Plus d’infos : www.insa-lyon.fr/fr/formation/genie-civil-et-urbanisme

INSA Lyon
Perrin-Fayolle, l’architecte qui a inscrit l'INSA Lyon dans la modernité
Entre les monolithes de béton et les toits-terrasse, la singularité architecturale du campus de La Doua a marqué des générations de diplômés de l’INSA Lyon. En le concevant comme une petite ville dans la grande, son architecte Jacques Perrin-Fayolle a participé au développement d’un véritable sentiment d’appartenance pour les étudiants et les personnels. Une exposition, La fabrique de l’esprit de Jacques Perrin-Fayolle, lui est consacrée et est visible jusqu’au 15 octobre à la Bibliothèque Marie Curie et dans la Galerie du centre des Humanités de l’INSA.
Architecte étonnamment méconnu, Jacques Perrin-Fayolle (1920-1990) a marqué les paysages urbains lyonnais d’une œuvre prolifique. Parmi ses créations emblématiques dans l’agglomération : la bibliothèque municipale de la Part-Dieu, l’hôtel Sofitel sur le quai Gailleton, une partie du quartier du Tonkin, l’école centrale de Lyon à Ecully, ou encore l’école nationale des travaux publics de l'État à Vaulx-en-Velin. Mais son œuvre la plus emblématique reste la construction du campus de la Doua, à commencer par les 43 hectares dévolus à l’INSA Lyon, un chef-d'œuvre moderniste et fonctionnel.
Béton, monolithes et préfas : la marque fonctionnelle et intemporelle du campus
Les matériaux, les formes et l’agencement des édifices du campus sont caractérisés par les impératifs que la période d’après-guerre imposait. Dans les années 50, l’heure est à la reconstruction et à l’essor industriel et scientifique du pays. Le gouvernement d’alors souhaite former des dizaines de milliers d’ingénieurs pour accompagner le mouvement. Le projet de Perrin-Fayolle pour l’INSA se réalise donc dans l’urgence. Il est encouragé par le besoin de rationaliser les coûts, les matières ainsi que l’énergie dans de grands ensembles fonctionnels. C’est ce qui explique l’utilisation massive du béton et des structures préfabriquées sur cet ancien camp militaire. Le chantier de la Doua est d’ailleurs précurseur et significatif du passage d’une production artisanale de l’architecture à des procédés industriels. L’ensemble des éléments de second œuvre, comme les portes, ou les panneaux de façade, sont préfabriqués et assemblés directement sur le chantier pour répondre à la nécessité d’une exécution rapide pour l’accueil de la toute première promotion d’étudiants : à peine 7 mois se sont écoulés entre la loi de création de l’INSA du 18 mars 1957 et la rentrée étudiante, l’automne suivant.
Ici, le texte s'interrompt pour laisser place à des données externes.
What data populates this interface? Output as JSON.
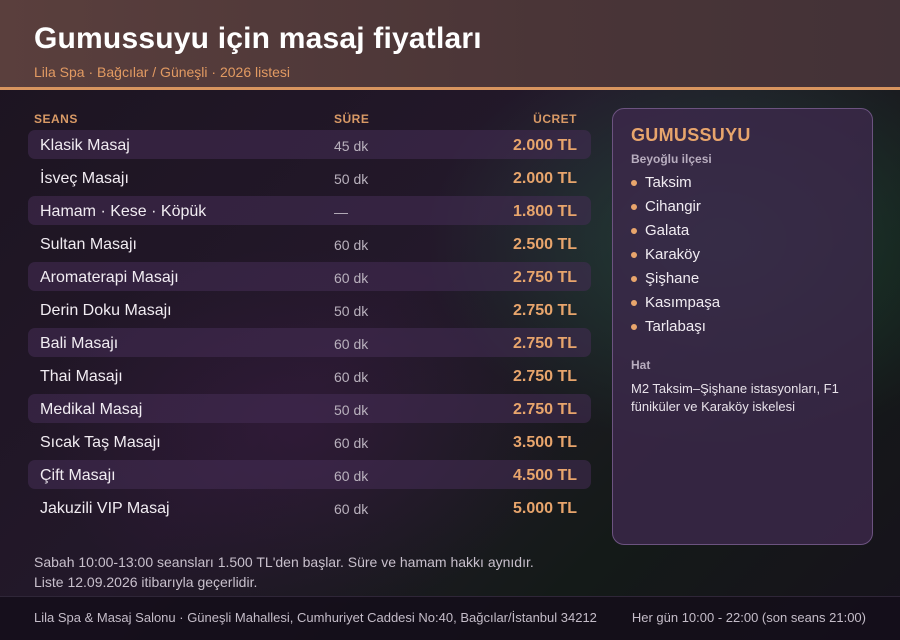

À l’INSA Lyon, l’architecture n’est donc pas tant au service de la séduction que de la formation des esprits. Le collectif et l’innovation sont favorisés par l’organisation géométrique de la cité, le dialogue des bâtiments entre eux, et la dissociation circulations piétonnes et routières. Tout est imaginé pour faciliter « l’autodiscipline » des insaliens et la vie communautaire, à commencer par les résidences, organisées « par groupe de famille de douze étudiants » qui participent grandement à l’animation du campus et au renforcement de l’esprit INSA.
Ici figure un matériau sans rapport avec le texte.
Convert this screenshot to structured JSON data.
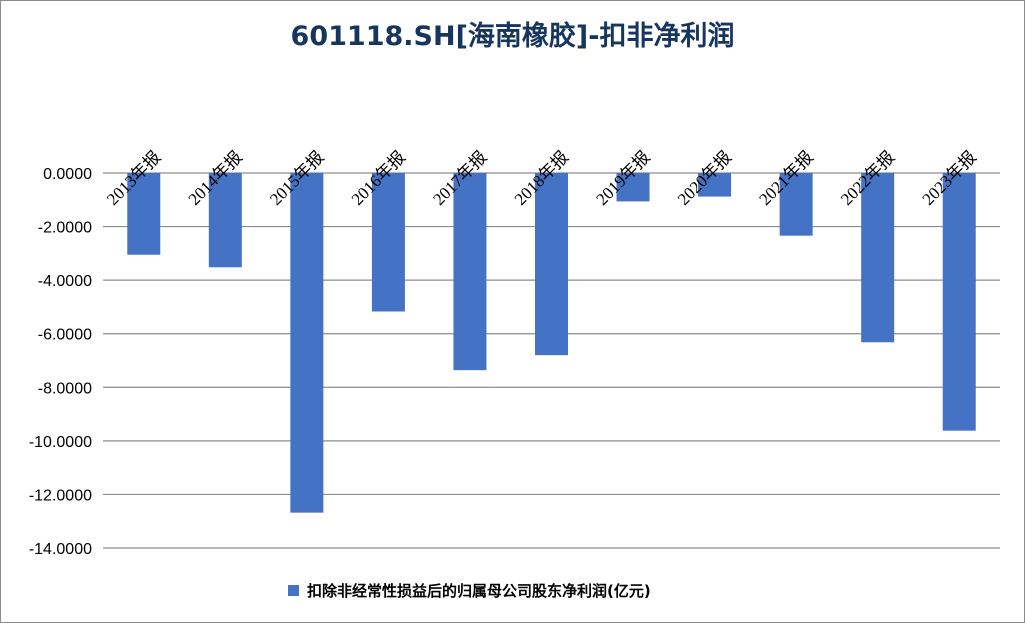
{
  "chart_data": {
    "type": "bar",
    "title": "601118.SH[海南橡胶]-扣非净利润",
    "categories": [
      "2013年报",
      "2014年报",
      "2015年报",
      "2016年报",
      "2017年报",
      "2018年报",
      "2019年报",
      "2020年报",
      "2021年报",
      "2022年报",
      "2023年报"
    ],
    "series": [
      {
        "name": "扣除非经常性损益后的归属母公司股东净利润(亿元)",
        "color": "#4472c4",
        "values": [
          -3.05,
          -3.52,
          -12.68,
          -5.17,
          -7.36,
          -6.8,
          -1.06,
          -0.88,
          -2.34,
          -6.32,
          -9.62
        ]
      }
    ],
    "yticks": [
      "0.0000",
      "-2.0000",
      "-4.0000",
      "-6.0000",
      "-8.0000",
      "-10.0000",
      "-12.0000",
      "-14.0000"
    ],
    "ylim": [
      -14,
      0
    ],
    "grid": true,
    "legend": "bottom"
  }
}
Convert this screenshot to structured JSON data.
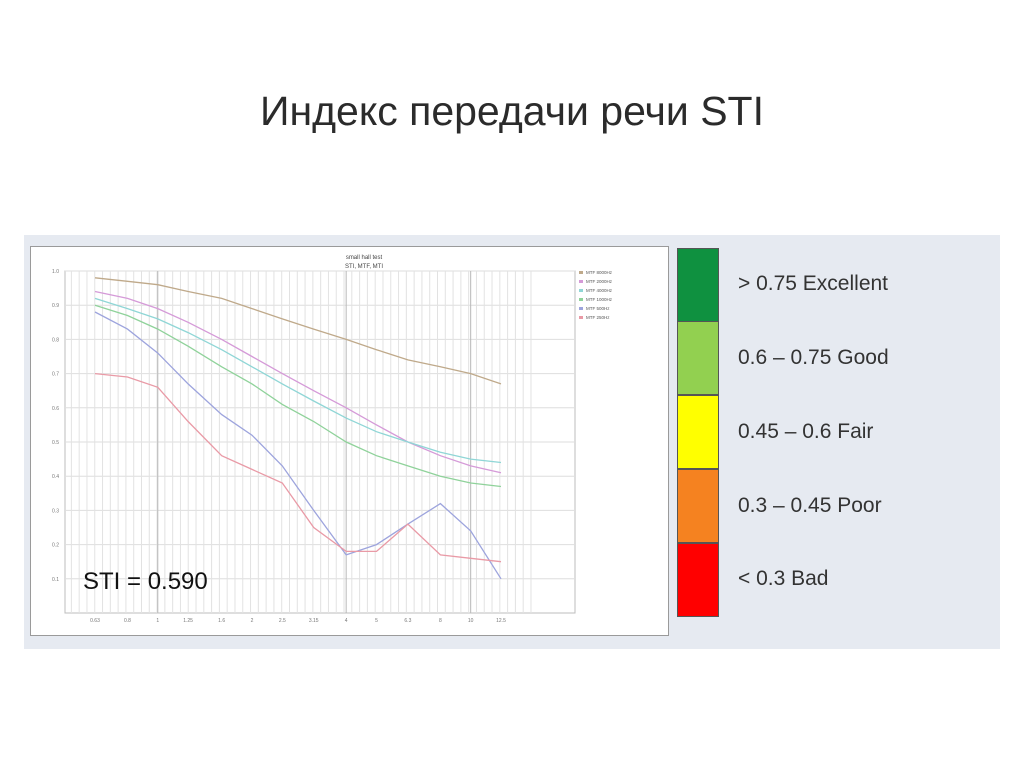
{
  "slide_title": "Индекс передачи речи STI",
  "sti_value_text": "STI = 0.590",
  "sti_scale": [
    {
      "label": "> 0.75 Excellent",
      "color": "#0f9140"
    },
    {
      "label": "0.6 – 0.75 Good",
      "color": "#92d050"
    },
    {
      "label": "0.45 – 0.6 Fair",
      "color": "#ffff00"
    },
    {
      "label": "0.3 – 0.45 Poor",
      "color": "#f58220"
    },
    {
      "label": "< 0.3 Bad",
      "color": "#ff0000"
    }
  ],
  "chart_data": {
    "type": "line",
    "title": "small hall test",
    "subtitle": "STI, MTF, MTI",
    "grid": true,
    "legend_position": "top-right",
    "ylim": [
      0,
      1
    ],
    "yticks": [
      0.1,
      0.2,
      0.3,
      0.4,
      0.5,
      0.6,
      0.7,
      0.8,
      0.9,
      1.0
    ],
    "x_tick_labels": [
      "0.63",
      "0.8",
      "1",
      "1.25",
      "1.6",
      "2",
      "2.5",
      "3.15",
      "4",
      "5",
      "6.3",
      "8",
      "10",
      "12.5"
    ],
    "x": [
      0.63,
      0.8,
      1,
      1.25,
      1.6,
      2,
      2.5,
      3.15,
      4,
      5,
      6.3,
      8,
      10,
      12.5
    ],
    "series": [
      {
        "name": "MTF 8000Hz",
        "color": "#bfa98a",
        "values": [
          0.98,
          0.97,
          0.96,
          0.94,
          0.92,
          0.89,
          0.86,
          0.83,
          0.8,
          0.77,
          0.74,
          0.72,
          0.7,
          0.67
        ]
      },
      {
        "name": "MTF 2000Hz",
        "color": "#d59ad8",
        "values": [
          0.94,
          0.92,
          0.89,
          0.85,
          0.8,
          0.75,
          0.7,
          0.65,
          0.6,
          0.55,
          0.5,
          0.46,
          0.43,
          0.41
        ]
      },
      {
        "name": "MTF 4000Hz",
        "color": "#8fd6d6",
        "values": [
          0.92,
          0.89,
          0.86,
          0.82,
          0.77,
          0.72,
          0.67,
          0.62,
          0.57,
          0.53,
          0.5,
          0.47,
          0.45,
          0.44
        ]
      },
      {
        "name": "MTF 1000Hz",
        "color": "#8fd29a",
        "values": [
          0.9,
          0.87,
          0.83,
          0.78,
          0.72,
          0.67,
          0.61,
          0.56,
          0.5,
          0.46,
          0.43,
          0.4,
          0.38,
          0.37
        ]
      },
      {
        "name": "MTF 500Hz",
        "color": "#9da4dd",
        "values": [
          0.88,
          0.83,
          0.76,
          0.67,
          0.58,
          0.52,
          0.43,
          0.3,
          0.17,
          0.2,
          0.26,
          0.32,
          0.24,
          0.1
        ]
      },
      {
        "name": "MTF 250Hz",
        "color": "#e99aa6",
        "values": [
          0.7,
          0.69,
          0.66,
          0.56,
          0.46,
          0.42,
          0.38,
          0.25,
          0.18,
          0.18,
          0.26,
          0.17,
          0.16,
          0.15
        ]
      }
    ]
  }
}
Le souffle de Caracas et des universités anglo-saxonnes
Pour comprendre d’où provient l’esprit que Perrin-Fayolle a souhaité insuffler au campus, il faut se plonger dans ses nombreux voyages et sa passion pour les créations de ses contemporains associés au mouvement architectural moderne1. La cité universitaire de Caracas, de l'architecte vénézuélien Carlos Raúl Villanueva, classée au patrimoine mondial de l’Unesco, l’a ainsi particulièrement inspiré pour la conception du campus de l’INSA. Tout comme celui de Caracas, le site universitaire de la Doua regroupe de nombreux bâtiments et fonctions que le modernisme et les arts plastiques viennent mettre en valeur. On retrouve cette approche artistique dans les murs-sculptures en béton architectonique, comme la fresque de l’évolution, visible sur une centaine de mètres le long du bâtiment Darwin, ou encore dans l’originalité plastique des amphithéâtres insaliens, qui détonnent avec l’ensemble très géométrique du campus.
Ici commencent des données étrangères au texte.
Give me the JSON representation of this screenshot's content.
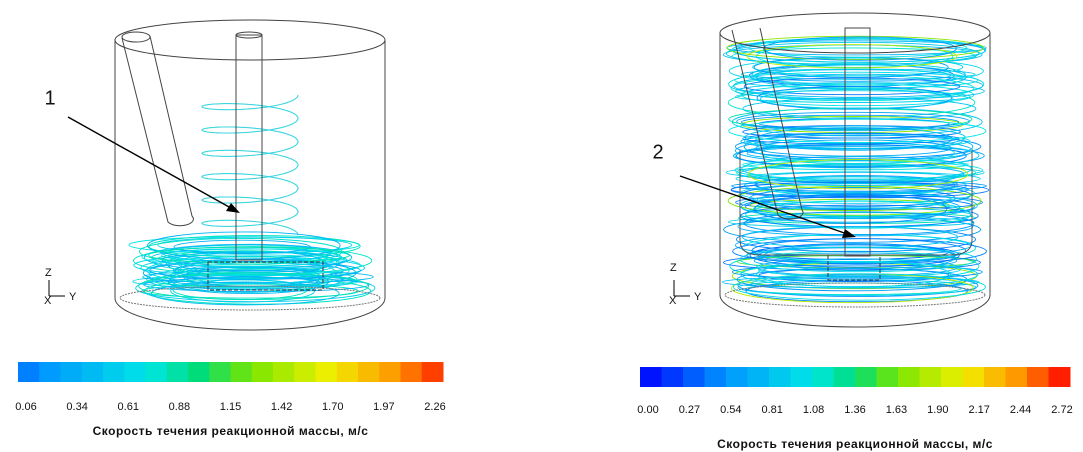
{
  "panels": [
    {
      "label": "1",
      "axes": {
        "z": "Z",
        "y": "Y",
        "x": "X"
      },
      "colorbar": {
        "ticks": [
          "0.06",
          "0.34",
          "0.61",
          "0.88",
          "1.15",
          "1.42",
          "1.70",
          "1.97",
          "2.26"
        ],
        "caption": "Скорость течения реакционной массы, м/с"
      }
    },
    {
      "label": "2",
      "axes": {
        "z": "Z",
        "y": "Y",
        "x": "X"
      },
      "colorbar": {
        "ticks": [
          "0.00",
          "0.27",
          "0.54",
          "0.81",
          "1.08",
          "1.36",
          "1.63",
          "1.90",
          "2.17",
          "2.44",
          "2.72"
        ],
        "caption": "Скорость течения реакционной массы, м/с"
      }
    }
  ]
}
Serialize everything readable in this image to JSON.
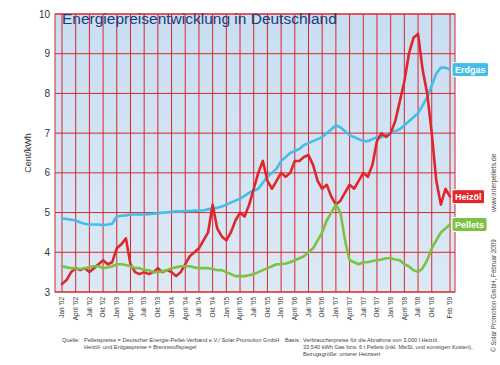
{
  "chart_data": {
    "type": "line",
    "title": "Energiepreisentwicklung in Deutschland",
    "y_label": "Cent/kWh",
    "categories": [
      "Jan '02",
      null,
      null,
      "April '02",
      null,
      null,
      "Juli '02",
      null,
      null,
      "Okt '02",
      null,
      null,
      "Jan '03",
      null,
      null,
      "April '03",
      null,
      null,
      "Juli '03",
      null,
      null,
      "Okt '03",
      null,
      null,
      "Jan '04",
      null,
      null,
      "April '04",
      null,
      null,
      "Juli '04",
      null,
      null,
      "Okt '04",
      null,
      null,
      "Jan '05",
      null,
      null,
      "April '05",
      null,
      null,
      "Juli '05",
      null,
      null,
      "Okt '05",
      null,
      null,
      "Jan '06",
      null,
      null,
      "April '06",
      null,
      null,
      "Juli '06",
      null,
      null,
      "Okt '06",
      null,
      null,
      "Jan '07",
      null,
      null,
      "April '07",
      null,
      null,
      "Juli '07",
      null,
      null,
      "Okt '07",
      null,
      null,
      "Jan '08",
      null,
      null,
      "April '08",
      null,
      null,
      "Juli '08",
      null,
      null,
      "Okt '08",
      null,
      null,
      null,
      "Feb '09"
    ],
    "series": [
      {
        "name": "Erdgas",
        "color": "#45bde6",
        "values": [
          4.85,
          4.84,
          4.82,
          4.8,
          4.75,
          4.72,
          4.7,
          4.7,
          4.7,
          4.68,
          4.7,
          4.72,
          4.9,
          4.92,
          4.93,
          4.95,
          4.95,
          4.95,
          4.95,
          4.96,
          4.97,
          4.98,
          5.0,
          5.0,
          5.02,
          5.03,
          5.03,
          5.04,
          5.04,
          5.05,
          5.05,
          5.06,
          5.08,
          5.1,
          5.12,
          5.15,
          5.2,
          5.25,
          5.3,
          5.35,
          5.42,
          5.5,
          5.55,
          5.6,
          5.75,
          5.9,
          6.0,
          6.1,
          6.3,
          6.4,
          6.5,
          6.55,
          6.6,
          6.7,
          6.75,
          6.8,
          6.85,
          6.9,
          7.0,
          7.1,
          7.2,
          7.15,
          7.05,
          6.95,
          6.9,
          6.85,
          6.8,
          6.8,
          6.85,
          6.9,
          6.9,
          6.95,
          7.0,
          7.05,
          7.1,
          7.2,
          7.3,
          7.4,
          7.5,
          7.7,
          7.9,
          8.2,
          8.5,
          8.65,
          8.65,
          8.6
        ]
      },
      {
        "name": "Heizöl",
        "color": "#e0262b",
        "values": [
          3.2,
          3.3,
          3.5,
          3.6,
          3.55,
          3.6,
          3.5,
          3.6,
          3.7,
          3.8,
          3.7,
          3.75,
          4.1,
          4.2,
          4.35,
          3.7,
          3.5,
          3.45,
          3.5,
          3.45,
          3.5,
          3.6,
          3.5,
          3.55,
          3.5,
          3.4,
          3.5,
          3.7,
          3.9,
          4.0,
          4.1,
          4.3,
          4.5,
          5.2,
          4.6,
          4.4,
          4.3,
          4.5,
          4.8,
          5.0,
          4.9,
          5.2,
          5.6,
          6.0,
          6.3,
          5.8,
          5.6,
          5.8,
          6.0,
          5.9,
          6.0,
          6.3,
          6.3,
          6.4,
          6.45,
          6.2,
          5.8,
          5.6,
          5.7,
          5.4,
          5.2,
          5.3,
          5.5,
          5.7,
          5.6,
          5.8,
          6.0,
          5.9,
          6.2,
          6.8,
          7.0,
          6.9,
          7.0,
          7.3,
          7.8,
          8.3,
          9.0,
          9.4,
          9.5,
          8.6,
          8.0,
          7.0,
          5.8,
          5.2,
          5.6,
          5.4
        ]
      },
      {
        "name": "Pellets",
        "color": "#7cc143",
        "values": [
          3.65,
          3.62,
          3.6,
          3.6,
          3.58,
          3.6,
          3.62,
          3.65,
          3.65,
          3.6,
          3.62,
          3.65,
          3.7,
          3.7,
          3.68,
          3.65,
          3.6,
          3.6,
          3.55,
          3.55,
          3.5,
          3.5,
          3.52,
          3.55,
          3.6,
          3.62,
          3.65,
          3.65,
          3.65,
          3.62,
          3.6,
          3.6,
          3.6,
          3.58,
          3.55,
          3.55,
          3.5,
          3.45,
          3.4,
          3.4,
          3.4,
          3.42,
          3.45,
          3.5,
          3.55,
          3.6,
          3.65,
          3.7,
          3.7,
          3.72,
          3.75,
          3.8,
          3.85,
          3.9,
          4.0,
          4.1,
          4.3,
          4.5,
          4.8,
          5.0,
          5.2,
          5.0,
          4.3,
          3.8,
          3.75,
          3.7,
          3.75,
          3.75,
          3.78,
          3.8,
          3.82,
          3.85,
          3.85,
          3.82,
          3.8,
          3.7,
          3.65,
          3.55,
          3.5,
          3.6,
          3.8,
          4.1,
          4.3,
          4.5,
          4.6,
          4.7
        ]
      }
    ],
    "ylim": [
      3,
      10
    ],
    "yticks": [
      3,
      4,
      5,
      6,
      7,
      8,
      9,
      10
    ],
    "grid": true,
    "legend": "right",
    "notes": {
      "source_label": "Quelle:",
      "source_lines": [
        "Pelletspreise = Deutscher Energie-Pellet-Verband e.V./ Solar Promotion GmbH",
        "Heizöl- und Erdgaspreise = Brennstoffspiegel"
      ],
      "basis_label": "Basis:",
      "basis_lines": [
        "Verbraucherpreise für die Abnahme von 3.000 l Heizöl,",
        "33.540 kWh Gas bzw. 6 t Pellets (inkl. MwSt. und sonstigen Kosten),",
        "Bezugsgröße: unterer Heizwert"
      ],
      "website": "www.interpellets.de",
      "copyright": "© Solar Promotion GmbH, Februar 2009"
    }
  }
}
L’autre source d’inspiration pour Jacques Perrin-Fayolle se retrouve dans la composition des campus nord-américains, à savoir le soin apporté à la complémentarité des bâtiments entre eux, entre les logements, les salles de classe, l’administration, les restaurants, les laboratoires ou encore les espaces de loisir, au milieu de vastes espaces verts. Cette influence anglo-saxonne dans l’organisation de la cité universitaire villeurbannaise, a marqué plus de 60 générations d’élèves ingénieurs, qui ont bénéficié d’un cadre de vie propice à leur développement personnel, social et intellectuel. Si cette organisation en groupement autonome revêt un intérêt majeur pour développer l’esprit collectif des élèves, l’ouverture sur la ville et l’environnement immédiat du campus n’est pas pour autant écartée du modèle insalien.
Rapprocher l’enseignement supérieur avec la société
Longtemps grillagé, le campus était séparé du tissu urbain pour favoriser l’indépendance et l’émancipation de ses usagers. À partir du nouveau millénaire, les barrières sont tombées en commençant par l’arrivée du tramway en 2001 et, l’année suivante, la création du parc de la Feyssine et l’invitation faite aux riverains de traverser le campus pour le rejoindre. L’organisation en autonomie n’est pas pour autant abandonnée, mais la possibilité est offerte à la population avoisinante de partager l’espace avec les étudiants et les personnels des établissements.
Cette perméabilité entre la ville et le campus s’inscrit dans un mouvement plus large de rapprochement entre l’enseignement supérieur et la société. Les universités et les grandes écoles se détachent de leurs dimensions impénétrables et proposent des espaces de partage avec le reste de la population. Les bibliothèques et les théâtres s’ouvrent à tous, les chercheurs vulgarisent les savoirs scientifiques, les formations intègrent des projets tutorés qui répondent aux problématiques du quartier ou de la métropole.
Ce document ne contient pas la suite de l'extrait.